Richard E. Kim: The Martyred
First published by George Braziller, 1964
Published in Penguin Classics 2011, with introduction by Heinz Insu Fenzl and Preface by Susan Choi. 199 pp
Fourteen North Korean priests are rounded up by the communists just before North Korea invades the South in June 1950. Twelve of the priests are shot, and two mysteriously survive. The massacre is uncovered by the South Korean military when they capture Pyongyang in October the same year. Of the two survivors, one has gone insane from his experiences and the other, Pastor Shin, is staying enigmatically tight-lipped. It falls to military intelligence to find out what happened.
For the South, commemorating the deaths of the twelve murdered priests as martyrs would have great propaganda benefits, rallying the people against communism and giving strength to the Christians of North Korea. But what if the twelve priests were not in fact martyrs but renounced their faith in their last minutes? Should people be told that? Is the Truth something that should be told at all costs, or only if it isn’t harmful? Following the execution of the last communist witness to the atrocity, only Pastor Shin knows the truth of what actually happened, and he is at first prepared to keep silent, at great personal cost, in order to prevent the truth being known, or in order to prevent a falsehood from being corrected. Is silence the best approach? What is in the interests of the military, or of the souls of the Christian congregations of North Korea? Should the truth be told? Should a beneficial falsehood be allowed to persist? Should it be reinforced by an additional falsehood in the interests of everyone?
The novel asks some important questions, while also entertaining us with a strong narrative of Captain Lee’s investigation of what actually happened on the night in question. On the level of the detective novel, the story is well constructed and obeys a lot of the conventions of the genre – down to the detective’s boss, Colonel Chang, who always seems to know more than he is letting on. And despite the intensely moral dimension to the book, the writing is fast-paced. But the narrative focuses on dialogue rather than scene setting. And it was hardly surprising that the book was transferred to the stage in 19641. The opening chapter provides a very brief back-story to the two main actors, Captain Lee and Captain Park (whose father was one of the martyrs), but other than that at a rough estimate more than 80% of the text is in the form of dialogue.
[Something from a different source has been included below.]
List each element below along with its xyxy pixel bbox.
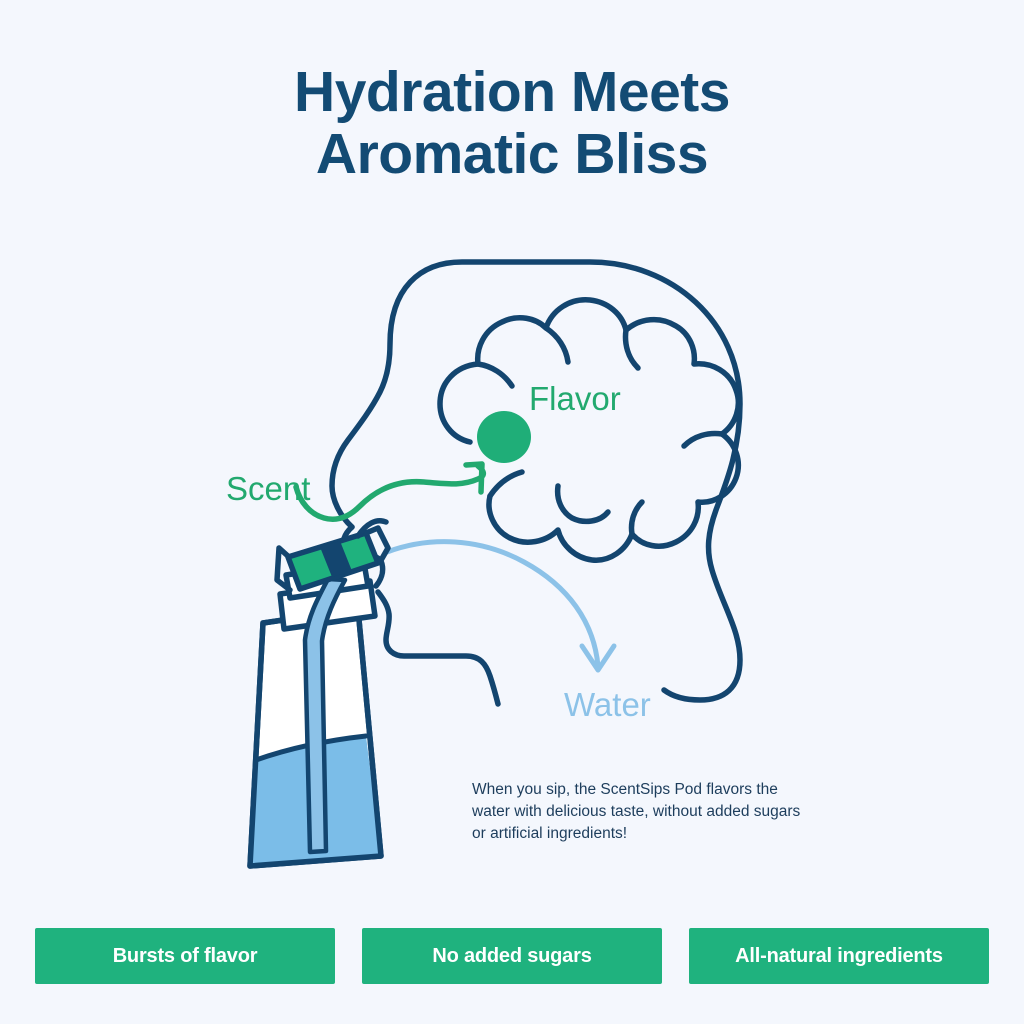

The introduction, by Heinz Insu Fenzl (Memories of My Ghost Brother) contains a useful overview of Korean American literature, starting with Younghill Kang (East Goes West: The Making of an Oriental Yankee) and Richard E Kim2 as the first generation, and continuing via Nora Okja Keller and Gloria Hahn through to Susan Choi (The Foreign Student) who writes a foreword describing her reluctant first encounter with the work of the elder statesman Kim.
While the novel is set in the Korean War, the theme is universal. The combination of the deep moral questions raised, combined with the detective story in which we try to find out our own version of the truth of what happened, makes for an outstandingly good read.